Add a new provider verification job​

This job runs provider verification, taking as a parameter the URL of the changed pact along the git commit and version of the provider, to be verified. You set this up to be called through an API call, or however your particular CI/CD system supports that.

  1. Create a new CI job that performs just the provider pact verification step for a given pact URL. Consult the documentation for your chosen language for the syntax of how to configure this - you can find an example here. The job should accept the URL of the changed pact in the HTTP request parameters or body. You can find a library of webhooks that trigger a build in many popular CI systems here, otherwise you'll need to consult the documentation for your CI application to learn how to pass in parameters to a build. Note that this build will fail when a consumer pushes an unsupported change to a contract - that is expected and fine. There should be no downstream dependencies on this build. Its only job is to run the verification for the changed pact and report the results back to the broker.
  2. Additional the CI job should accept the following from the webhook, checking out the required build, and if not provided default to the head of the main branch. This will allow us to verify deployed and released versions of the provider in step 7.
    1. The git commit
    2. The git branch

It is useful to allow this build to be manually triggered by passing a pact url to the supporting job, especially during the testing phase.

Add can-i-deploy webhook to Pact Broker​

Once you have the provider verification by url job set up and working, you can integrate it with the Pact Broker by creating a webhook.

  1. Configure a webhook to kick off the provider verification build when a pact changes, and use webhook templates to pass the URL of the changed pact to the build along with the provider branch and provider sha (git commit).

After setting up the webhook, add can-i-deploy to your consumer job

Note:- If you can't use webhooks to trigger a build for technical or policy reasons, see below for a "webhookless" workflow.

Useful links:

Alternative "webhookless" workflow​

If you can't use webhooks because of networking issues, then you can see an example of an alternative consumer pipeline design in this example repository.

Congrats​

You now have a workflow where:

  • A pact is published with every consumer build associated with a branch
  • The latest version of that pact on any given branch is verified with every provider build
  • The verification results are published back to the broker
  • Any change to the pact triggers a provider pact verification build.

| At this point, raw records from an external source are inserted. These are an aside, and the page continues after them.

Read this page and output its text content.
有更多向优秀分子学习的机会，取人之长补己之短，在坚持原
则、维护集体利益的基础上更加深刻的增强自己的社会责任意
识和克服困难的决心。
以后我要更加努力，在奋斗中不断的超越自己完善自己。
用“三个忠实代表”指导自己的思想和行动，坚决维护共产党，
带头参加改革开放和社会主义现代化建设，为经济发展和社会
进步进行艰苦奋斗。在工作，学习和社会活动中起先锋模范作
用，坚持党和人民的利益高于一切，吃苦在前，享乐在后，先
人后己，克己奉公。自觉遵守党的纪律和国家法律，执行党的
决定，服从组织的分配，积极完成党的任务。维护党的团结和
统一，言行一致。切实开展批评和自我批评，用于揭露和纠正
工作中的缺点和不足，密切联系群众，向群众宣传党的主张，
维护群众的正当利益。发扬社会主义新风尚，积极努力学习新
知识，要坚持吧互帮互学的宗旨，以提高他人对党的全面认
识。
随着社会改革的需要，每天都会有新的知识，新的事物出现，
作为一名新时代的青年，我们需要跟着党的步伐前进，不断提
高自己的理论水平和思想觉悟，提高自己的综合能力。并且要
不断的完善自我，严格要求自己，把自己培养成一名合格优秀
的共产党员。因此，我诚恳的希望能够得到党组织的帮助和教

Next steps- Allow contracts to change without breaking the builds​

One of the complications introduced by the "consumer driven" nature of the workflow is that new interactions are usually added to the contract before the functionality has been implemented in the provider. Using the workflow described above, a provider build will be kicked off when you publish a contract with new interactions in it. This build will (correctly) fail during the verification task. This is not ideal, as the failure is expected. To solve this, we need to allow contracts to change without breaking the builds.